User Experience matters to users. In Enterprise, users usually have no say in the software they use. Those decisions are made by bosses, bean counters or 'IT'. UX may not even be on their checklist.

Most bosses won't be using the software. Not even email in many cases. They have a secretary/PA for that. This is not a criticism. It's an observation. It's just the nature of their jobs.

Accountants should look at the bigger picture, the TCO, but they'll have a hard time seeing beyond tangible, measurable costs.

In organisations where IT call the shots, I don't think they have the best interests of the user at heart. Or rather the UI that they use is the admin end. How easy it is to configure and maintain users on the system. End user UX may not be of great concern. If it's really bad, they'll get swamped with support calls, but most likely, they'll get no calls from disgruntled users who can work software that they hate and bitch about it to their colleagues.

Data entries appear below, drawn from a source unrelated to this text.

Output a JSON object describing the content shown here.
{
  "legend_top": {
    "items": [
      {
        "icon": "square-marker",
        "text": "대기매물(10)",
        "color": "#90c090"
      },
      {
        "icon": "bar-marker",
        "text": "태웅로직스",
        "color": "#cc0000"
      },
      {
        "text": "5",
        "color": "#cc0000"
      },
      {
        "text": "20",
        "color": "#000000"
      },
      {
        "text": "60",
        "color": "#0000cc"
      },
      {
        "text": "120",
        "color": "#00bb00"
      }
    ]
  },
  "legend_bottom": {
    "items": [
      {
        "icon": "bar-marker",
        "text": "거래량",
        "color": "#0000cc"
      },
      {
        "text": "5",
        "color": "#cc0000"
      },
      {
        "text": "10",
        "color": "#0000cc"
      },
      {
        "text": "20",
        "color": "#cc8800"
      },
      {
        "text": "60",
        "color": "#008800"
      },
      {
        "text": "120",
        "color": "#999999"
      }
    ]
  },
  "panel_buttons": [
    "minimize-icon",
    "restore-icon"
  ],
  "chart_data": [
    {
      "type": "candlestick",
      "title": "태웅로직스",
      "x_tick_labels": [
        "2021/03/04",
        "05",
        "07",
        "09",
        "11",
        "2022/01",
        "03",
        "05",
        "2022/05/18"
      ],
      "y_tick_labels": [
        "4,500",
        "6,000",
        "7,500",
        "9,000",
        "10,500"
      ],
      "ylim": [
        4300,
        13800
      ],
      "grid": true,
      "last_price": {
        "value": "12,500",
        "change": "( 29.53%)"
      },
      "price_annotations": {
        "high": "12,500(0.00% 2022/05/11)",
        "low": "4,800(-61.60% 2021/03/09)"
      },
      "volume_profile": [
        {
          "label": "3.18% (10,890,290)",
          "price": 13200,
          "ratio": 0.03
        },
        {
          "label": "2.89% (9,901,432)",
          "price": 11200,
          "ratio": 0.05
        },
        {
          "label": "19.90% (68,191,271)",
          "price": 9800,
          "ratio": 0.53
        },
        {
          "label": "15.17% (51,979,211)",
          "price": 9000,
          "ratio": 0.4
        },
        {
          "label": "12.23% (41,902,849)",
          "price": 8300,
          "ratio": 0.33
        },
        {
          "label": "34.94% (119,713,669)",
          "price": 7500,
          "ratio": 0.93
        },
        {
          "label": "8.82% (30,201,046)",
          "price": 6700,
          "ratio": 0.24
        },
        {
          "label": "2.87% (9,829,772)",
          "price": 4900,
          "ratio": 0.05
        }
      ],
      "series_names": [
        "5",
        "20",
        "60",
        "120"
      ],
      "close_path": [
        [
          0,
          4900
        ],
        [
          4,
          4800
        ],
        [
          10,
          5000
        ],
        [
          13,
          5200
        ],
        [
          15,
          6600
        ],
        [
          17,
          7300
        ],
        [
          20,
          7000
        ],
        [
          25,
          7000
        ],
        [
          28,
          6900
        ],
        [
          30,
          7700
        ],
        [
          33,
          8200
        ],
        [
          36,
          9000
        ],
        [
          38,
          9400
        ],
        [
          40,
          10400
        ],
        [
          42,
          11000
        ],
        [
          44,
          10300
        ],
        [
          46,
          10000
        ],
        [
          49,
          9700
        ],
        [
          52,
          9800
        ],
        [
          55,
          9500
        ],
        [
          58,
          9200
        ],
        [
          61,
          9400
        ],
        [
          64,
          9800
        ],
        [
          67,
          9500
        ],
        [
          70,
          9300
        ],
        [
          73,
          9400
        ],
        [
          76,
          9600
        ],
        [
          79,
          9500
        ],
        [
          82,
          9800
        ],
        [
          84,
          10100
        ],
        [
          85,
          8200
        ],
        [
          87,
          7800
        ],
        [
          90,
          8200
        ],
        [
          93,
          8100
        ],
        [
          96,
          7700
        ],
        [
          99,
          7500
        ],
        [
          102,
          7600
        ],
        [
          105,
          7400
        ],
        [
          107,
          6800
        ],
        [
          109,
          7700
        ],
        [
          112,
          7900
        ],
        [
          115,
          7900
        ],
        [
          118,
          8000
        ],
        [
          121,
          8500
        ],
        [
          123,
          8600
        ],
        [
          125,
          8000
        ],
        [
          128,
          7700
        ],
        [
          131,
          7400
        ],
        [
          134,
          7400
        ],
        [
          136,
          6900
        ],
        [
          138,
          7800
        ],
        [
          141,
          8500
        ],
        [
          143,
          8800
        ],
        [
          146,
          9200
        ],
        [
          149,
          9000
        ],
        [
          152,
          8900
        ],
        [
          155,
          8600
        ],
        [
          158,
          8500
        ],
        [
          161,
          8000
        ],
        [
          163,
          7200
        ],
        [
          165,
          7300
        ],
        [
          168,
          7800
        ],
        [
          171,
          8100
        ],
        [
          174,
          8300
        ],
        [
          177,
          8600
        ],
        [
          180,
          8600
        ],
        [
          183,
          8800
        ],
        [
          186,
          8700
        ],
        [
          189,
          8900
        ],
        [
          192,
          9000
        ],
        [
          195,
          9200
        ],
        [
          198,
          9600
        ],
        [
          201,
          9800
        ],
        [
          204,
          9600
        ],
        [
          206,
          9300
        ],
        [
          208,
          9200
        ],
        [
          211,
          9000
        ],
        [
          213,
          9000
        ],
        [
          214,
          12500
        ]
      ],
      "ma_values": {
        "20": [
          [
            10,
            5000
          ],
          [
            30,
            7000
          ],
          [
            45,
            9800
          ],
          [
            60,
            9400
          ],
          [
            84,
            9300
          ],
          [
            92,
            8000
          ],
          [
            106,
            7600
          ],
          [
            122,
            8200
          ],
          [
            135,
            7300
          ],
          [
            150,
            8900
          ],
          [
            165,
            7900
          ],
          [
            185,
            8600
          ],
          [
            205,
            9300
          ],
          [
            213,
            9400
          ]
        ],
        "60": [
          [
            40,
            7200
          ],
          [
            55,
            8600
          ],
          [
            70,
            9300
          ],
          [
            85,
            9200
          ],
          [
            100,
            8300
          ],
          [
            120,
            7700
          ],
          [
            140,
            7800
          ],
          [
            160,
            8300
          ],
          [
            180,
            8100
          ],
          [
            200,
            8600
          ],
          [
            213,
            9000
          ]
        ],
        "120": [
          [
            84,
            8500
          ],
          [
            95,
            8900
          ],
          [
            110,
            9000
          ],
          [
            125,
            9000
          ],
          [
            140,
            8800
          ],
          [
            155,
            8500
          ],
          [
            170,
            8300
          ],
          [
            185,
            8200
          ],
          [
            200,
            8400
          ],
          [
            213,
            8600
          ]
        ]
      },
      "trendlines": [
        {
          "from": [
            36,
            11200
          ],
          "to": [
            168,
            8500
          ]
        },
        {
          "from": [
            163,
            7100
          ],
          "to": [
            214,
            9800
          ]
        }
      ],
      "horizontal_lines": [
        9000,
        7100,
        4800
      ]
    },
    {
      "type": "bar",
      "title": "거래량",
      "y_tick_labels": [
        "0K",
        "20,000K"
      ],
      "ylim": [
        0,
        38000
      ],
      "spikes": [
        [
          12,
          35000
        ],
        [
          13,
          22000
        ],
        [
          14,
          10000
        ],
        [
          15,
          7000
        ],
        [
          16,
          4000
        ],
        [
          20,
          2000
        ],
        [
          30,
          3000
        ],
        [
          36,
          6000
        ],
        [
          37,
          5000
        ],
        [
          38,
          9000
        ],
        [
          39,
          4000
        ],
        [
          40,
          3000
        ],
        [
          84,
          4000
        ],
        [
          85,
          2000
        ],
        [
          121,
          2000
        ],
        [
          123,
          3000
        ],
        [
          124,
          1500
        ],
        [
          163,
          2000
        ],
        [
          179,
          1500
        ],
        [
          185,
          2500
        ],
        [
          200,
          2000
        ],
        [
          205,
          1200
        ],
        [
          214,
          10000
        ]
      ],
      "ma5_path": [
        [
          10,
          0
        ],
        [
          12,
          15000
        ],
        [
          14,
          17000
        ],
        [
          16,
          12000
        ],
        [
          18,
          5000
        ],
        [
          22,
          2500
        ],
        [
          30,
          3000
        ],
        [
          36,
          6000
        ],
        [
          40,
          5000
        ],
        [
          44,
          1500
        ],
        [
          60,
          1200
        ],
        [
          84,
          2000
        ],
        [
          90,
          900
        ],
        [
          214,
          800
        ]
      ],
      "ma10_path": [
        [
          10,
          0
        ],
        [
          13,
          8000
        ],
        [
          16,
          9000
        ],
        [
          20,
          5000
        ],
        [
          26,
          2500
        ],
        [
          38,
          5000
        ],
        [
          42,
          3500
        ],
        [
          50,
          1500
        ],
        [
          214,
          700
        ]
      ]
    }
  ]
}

I can think of only one case where universal hatred of a product caused change in a large organisation. Said organisation moved from an ancient but functional email system, Teamworks, to Lotus Notes. Initially most people were quite excited to get a modern client. There were some initial problems. There was some initial dislike. This is normal. People don't like change. They'll grumble. They'll pine for the old, unless you give them a chance to try the old again: then they'll run from it screaming.

What's not normal is for universal long term hatred of a new product. It took about two or three years of mass user complaint, but eventually, thankfully, it was dropped in favour of Outlook. The product became known as 'FLN' ("F*cking Lotus Notes"). The only person I've ever heard defend FLN worked at basement level IT, made his own Roman clothing for re-enactments and knew his way around a twelve-sided die. He also derided users for not being able to use the unusable FLN. (He's a really nice bloke, but he's more Moss than Roy. )

Outlook is far from perfect, of course, but the UX improvement, compared to FLN, was astonishing.

I've worked on products that have appalling UX. Old fashioned, like some Windows 3.1 app. I worked for one company for a short time that took pride in its applications looking shit. They drew attention to it in the brochure. They didn't call it 'shit' directly, they called it something like 'focused on utility, not on eye candy'. Anyone trying to make it look better to work better would probably get a formal warning.

The terrible thing ? They were right. Looking shit was a genuine advantage for them. Some kind of negative reinforcement. The message was 'Hah! Look at the eye candy in [rival product]. We didn't waste time on that nonsense, we made our product work'. This marketing was successful because the people buying the product were amenable to the message, and they were not the ones who would have to use it day in, day out for hours and hours.

When function and form are treated as mutually exclusive, it's often the user that suffers, not the bloke signing the cheques.